Hello all,
I recently walked into a network and system architecture that has had many hands on it. As it stands now this single forest, single domain exists of one primary user location (which we will refer to as dc1) and two in colos (dc2 and dc3). We also have a Meraki network which spans several networks including these. What seems odd, is that I occasionally have dns issues with random devices. The domain company.local uses Office365 for company.com. Users have been set to belong to company.com yet are part of the company.local directory structure. Upon examining an nslookup I cannot seem to resolve myself from dc1 when I attempt to resolve any queries. My ipconfig output looks like the following (mac omitted):
Ethernet adapter Local Area Connection:
Connection-specific DNS Suffix . :
Description . . . . . . . . . . . : Intel(R) Ethernet Connection (3) I218-LM
Physical Address. . . . . . . . . : 00-00-00-00-00-00
DHCP Enabled. . . . . . . . . . . : Yes
Autoconfiguration Enabled . . . . : Yes
Link-local IPv6 Address . . . . . : fe80::c4d3:efec:fc2a:f8ae%11(Preferred)
IPv4 Address. . . . . . . . . . . : 10.1.2.108(Preferred)

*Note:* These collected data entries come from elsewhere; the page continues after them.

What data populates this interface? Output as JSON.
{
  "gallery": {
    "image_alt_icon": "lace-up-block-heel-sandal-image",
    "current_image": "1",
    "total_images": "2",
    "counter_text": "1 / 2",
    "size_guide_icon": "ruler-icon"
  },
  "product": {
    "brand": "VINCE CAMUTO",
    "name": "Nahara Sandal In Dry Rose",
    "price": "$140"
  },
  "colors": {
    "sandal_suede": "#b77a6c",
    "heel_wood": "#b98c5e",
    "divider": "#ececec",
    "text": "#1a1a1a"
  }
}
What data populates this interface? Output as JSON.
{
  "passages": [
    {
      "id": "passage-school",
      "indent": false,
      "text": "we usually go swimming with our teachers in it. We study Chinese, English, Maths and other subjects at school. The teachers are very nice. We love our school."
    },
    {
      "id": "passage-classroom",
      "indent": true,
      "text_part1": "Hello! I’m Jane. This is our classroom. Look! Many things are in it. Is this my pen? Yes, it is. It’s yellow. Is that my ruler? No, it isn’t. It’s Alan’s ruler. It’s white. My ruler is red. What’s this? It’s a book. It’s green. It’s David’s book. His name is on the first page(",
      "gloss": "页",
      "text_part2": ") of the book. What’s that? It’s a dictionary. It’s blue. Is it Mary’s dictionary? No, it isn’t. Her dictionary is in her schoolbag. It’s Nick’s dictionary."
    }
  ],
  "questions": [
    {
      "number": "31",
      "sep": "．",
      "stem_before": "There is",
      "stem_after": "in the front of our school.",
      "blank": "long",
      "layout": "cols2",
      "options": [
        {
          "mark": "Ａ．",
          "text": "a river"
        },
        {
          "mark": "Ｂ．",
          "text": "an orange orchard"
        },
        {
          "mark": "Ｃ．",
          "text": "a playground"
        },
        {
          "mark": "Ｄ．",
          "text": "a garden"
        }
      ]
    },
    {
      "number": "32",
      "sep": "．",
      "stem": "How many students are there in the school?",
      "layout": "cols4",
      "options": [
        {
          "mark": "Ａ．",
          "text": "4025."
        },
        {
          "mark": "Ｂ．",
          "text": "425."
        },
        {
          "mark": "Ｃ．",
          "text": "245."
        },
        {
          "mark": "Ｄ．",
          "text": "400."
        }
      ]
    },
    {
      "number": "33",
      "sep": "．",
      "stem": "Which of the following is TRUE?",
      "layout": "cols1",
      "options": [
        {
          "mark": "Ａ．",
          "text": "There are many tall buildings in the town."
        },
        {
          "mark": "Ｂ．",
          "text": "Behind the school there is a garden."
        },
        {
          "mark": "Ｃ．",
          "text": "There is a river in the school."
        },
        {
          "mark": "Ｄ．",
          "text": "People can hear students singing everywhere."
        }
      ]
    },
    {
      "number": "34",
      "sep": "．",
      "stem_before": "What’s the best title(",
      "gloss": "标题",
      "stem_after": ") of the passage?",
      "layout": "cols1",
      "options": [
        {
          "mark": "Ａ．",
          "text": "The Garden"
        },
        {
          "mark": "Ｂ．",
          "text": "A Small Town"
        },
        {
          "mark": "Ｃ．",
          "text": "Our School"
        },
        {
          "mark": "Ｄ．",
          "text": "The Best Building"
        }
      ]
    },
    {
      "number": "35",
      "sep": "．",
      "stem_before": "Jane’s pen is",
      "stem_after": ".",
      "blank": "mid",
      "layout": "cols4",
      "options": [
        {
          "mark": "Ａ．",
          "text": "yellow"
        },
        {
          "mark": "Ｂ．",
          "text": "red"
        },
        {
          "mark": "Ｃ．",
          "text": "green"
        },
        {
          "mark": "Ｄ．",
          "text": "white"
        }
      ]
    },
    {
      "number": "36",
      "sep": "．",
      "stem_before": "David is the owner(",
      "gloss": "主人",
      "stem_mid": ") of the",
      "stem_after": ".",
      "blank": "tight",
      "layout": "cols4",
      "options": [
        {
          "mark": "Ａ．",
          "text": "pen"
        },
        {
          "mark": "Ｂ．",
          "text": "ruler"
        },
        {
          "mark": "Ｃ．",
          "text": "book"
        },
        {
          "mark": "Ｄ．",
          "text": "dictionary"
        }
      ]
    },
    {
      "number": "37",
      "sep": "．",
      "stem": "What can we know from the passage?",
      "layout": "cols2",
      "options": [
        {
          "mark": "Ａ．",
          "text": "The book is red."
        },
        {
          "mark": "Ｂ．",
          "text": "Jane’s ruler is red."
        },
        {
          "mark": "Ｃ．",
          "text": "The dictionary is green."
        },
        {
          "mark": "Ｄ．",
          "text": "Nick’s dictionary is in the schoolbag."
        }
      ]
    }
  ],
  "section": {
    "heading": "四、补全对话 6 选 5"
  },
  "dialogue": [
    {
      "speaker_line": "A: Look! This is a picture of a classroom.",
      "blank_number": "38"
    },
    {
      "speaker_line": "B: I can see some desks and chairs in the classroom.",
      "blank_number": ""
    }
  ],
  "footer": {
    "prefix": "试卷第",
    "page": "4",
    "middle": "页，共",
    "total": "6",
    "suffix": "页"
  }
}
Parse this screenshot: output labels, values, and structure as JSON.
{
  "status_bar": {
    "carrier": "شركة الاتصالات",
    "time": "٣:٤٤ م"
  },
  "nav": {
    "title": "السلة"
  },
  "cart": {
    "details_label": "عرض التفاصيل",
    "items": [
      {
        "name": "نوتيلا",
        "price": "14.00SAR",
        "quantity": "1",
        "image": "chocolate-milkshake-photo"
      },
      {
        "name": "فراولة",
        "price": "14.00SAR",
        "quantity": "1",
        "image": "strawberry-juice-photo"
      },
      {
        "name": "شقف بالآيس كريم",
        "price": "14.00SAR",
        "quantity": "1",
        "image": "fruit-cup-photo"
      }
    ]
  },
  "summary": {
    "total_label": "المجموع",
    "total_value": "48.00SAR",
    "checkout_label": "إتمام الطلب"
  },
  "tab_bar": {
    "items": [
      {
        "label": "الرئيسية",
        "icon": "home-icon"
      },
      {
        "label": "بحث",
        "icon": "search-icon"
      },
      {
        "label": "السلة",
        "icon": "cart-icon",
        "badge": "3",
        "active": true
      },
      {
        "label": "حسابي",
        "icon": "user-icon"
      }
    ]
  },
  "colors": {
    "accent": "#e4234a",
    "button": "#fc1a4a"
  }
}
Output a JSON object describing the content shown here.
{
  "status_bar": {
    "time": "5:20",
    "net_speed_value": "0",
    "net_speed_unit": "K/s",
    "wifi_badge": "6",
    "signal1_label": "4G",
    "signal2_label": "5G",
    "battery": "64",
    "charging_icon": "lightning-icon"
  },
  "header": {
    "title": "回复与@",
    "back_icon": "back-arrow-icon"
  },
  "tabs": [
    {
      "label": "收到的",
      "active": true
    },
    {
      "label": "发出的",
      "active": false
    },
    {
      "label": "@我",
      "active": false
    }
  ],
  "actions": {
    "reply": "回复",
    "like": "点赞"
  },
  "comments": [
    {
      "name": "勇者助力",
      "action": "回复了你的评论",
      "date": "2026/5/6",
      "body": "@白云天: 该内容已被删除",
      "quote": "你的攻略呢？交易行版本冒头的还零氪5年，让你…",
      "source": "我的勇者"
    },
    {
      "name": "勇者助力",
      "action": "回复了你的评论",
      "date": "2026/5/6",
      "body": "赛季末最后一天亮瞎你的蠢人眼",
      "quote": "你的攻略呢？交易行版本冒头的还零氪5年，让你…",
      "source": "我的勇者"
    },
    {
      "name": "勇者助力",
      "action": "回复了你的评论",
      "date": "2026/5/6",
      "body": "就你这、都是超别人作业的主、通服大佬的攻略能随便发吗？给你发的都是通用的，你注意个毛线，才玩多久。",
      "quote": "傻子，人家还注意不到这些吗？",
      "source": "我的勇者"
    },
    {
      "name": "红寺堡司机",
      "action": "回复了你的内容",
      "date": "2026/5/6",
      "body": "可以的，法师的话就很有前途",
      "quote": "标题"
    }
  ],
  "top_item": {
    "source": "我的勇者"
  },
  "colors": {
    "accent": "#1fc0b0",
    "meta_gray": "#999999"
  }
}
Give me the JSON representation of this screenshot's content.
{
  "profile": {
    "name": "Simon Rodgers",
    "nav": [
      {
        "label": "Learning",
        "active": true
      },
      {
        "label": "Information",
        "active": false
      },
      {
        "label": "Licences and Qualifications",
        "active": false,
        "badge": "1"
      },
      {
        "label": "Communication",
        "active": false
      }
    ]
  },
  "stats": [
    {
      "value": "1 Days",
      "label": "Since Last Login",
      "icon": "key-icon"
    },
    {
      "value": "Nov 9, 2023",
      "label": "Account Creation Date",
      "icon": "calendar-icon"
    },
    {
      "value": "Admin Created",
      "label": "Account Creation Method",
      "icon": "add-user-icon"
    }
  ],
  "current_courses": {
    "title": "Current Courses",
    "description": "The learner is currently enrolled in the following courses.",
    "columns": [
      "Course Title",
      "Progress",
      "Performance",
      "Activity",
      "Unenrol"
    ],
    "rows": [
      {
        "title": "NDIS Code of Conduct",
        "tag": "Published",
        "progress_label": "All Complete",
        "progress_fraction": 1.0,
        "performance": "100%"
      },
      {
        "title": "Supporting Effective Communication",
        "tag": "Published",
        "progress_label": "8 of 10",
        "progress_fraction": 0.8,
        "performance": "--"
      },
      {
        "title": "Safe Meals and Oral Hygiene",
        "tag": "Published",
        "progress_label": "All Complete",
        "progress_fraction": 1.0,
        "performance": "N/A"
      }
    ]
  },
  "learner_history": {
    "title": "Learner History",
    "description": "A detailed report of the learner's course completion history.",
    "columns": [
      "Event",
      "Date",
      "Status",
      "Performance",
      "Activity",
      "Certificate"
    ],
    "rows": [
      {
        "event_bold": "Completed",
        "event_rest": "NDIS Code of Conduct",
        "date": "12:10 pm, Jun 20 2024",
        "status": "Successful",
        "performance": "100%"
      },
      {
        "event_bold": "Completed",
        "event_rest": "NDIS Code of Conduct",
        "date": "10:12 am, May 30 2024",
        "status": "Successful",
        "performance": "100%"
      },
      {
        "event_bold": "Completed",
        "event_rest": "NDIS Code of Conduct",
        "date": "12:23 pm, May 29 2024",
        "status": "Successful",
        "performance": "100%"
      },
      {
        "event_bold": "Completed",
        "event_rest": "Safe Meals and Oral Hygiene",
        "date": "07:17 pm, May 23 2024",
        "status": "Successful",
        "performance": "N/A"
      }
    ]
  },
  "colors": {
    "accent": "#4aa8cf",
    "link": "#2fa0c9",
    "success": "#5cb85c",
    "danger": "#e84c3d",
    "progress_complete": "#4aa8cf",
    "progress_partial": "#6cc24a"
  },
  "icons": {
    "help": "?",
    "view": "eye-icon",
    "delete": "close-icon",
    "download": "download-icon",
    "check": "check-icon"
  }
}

Subnet Mask . . . . . . . . . . . : 255.255.252.0
Lease Obtained. . . . . . . . . . : Friday, May 29, 2015 12:00:31 PM
Lease Expires . . . . . . . . . . : Saturday, May 30, 2015 12:00:30 PM
Default Gateway . . . . . . . . . : 10.1.0.1
DHCP Server . . . . . . . . . . . : 10.1.0.1
DHCPv6 IAID . . . . . . . . . . . : 238347991
DHCPv6 Client DUID. . . . . . . . : 00-01-00-01-1C-DE-C1-6D-34-E6-D7-68-15-E3
DNS Servers . . . . . . . . . . . : 10.99.0.5
8.8.8.8
10.99.0.6
4.2.2.2
10.1.0.254
NetBIOS over Tcpip. . . . . . . . : Enabled
Upon using nslookup from this client I receive:
C:\>nslookup microsoft.com
Server: UnKnown
Address: 10.99.0.5
Non-authoritative answer:
Name: microsoft.com
Addresses: 134.170.188.221
134.170.185.46
C:\>nslookup company.local
Server: UnKnown
Address: 10.99.0.5
Name: company.local
Addresses: 10.0.0.245
10.99.0.5
10.99.0.6
10.1.0.254
It appears this client is getting DNS requests from 10.99.0.5 which is dc2 in the colo. When doing DNS monitoring requests, dc2 will pass both simple and recursive. It has name servers which also list dc1 and dc3. However, when I access dc1 and check simple and recursive (which is where my client is) these seem to fail. The ipconfig and nslookup from dc1 are below:
Windows IP Configuration
Host Name . . . . . . . . . . . . : AAA-AAA-DC1
Primary Dns Suffix . . . . . . . : Company.local
Node Type . . . . . . . . . . . . : Hybrid
IP Routing Enabled. . . . . . . . : No
WINS Proxy Enabled. . . . . . . . : No
DNS Suffix Search List. . . . . . : Company.local
Ethernet adapter Ethernet:
Connection-specific DNS Suffix . :
Description . . . . . . . . . . . : Intel(R) I350 Gigabit Network Connection #2
Physical Address. . . . . . . . . : 00-00-00-00-00-00
DHCP Enabled. . . . . . . . . . . : No
Autoconfiguration Enabled . . . . : Yes
IPv4 Address. . . . . . . . . . . : 10.1.0.254(Preferred)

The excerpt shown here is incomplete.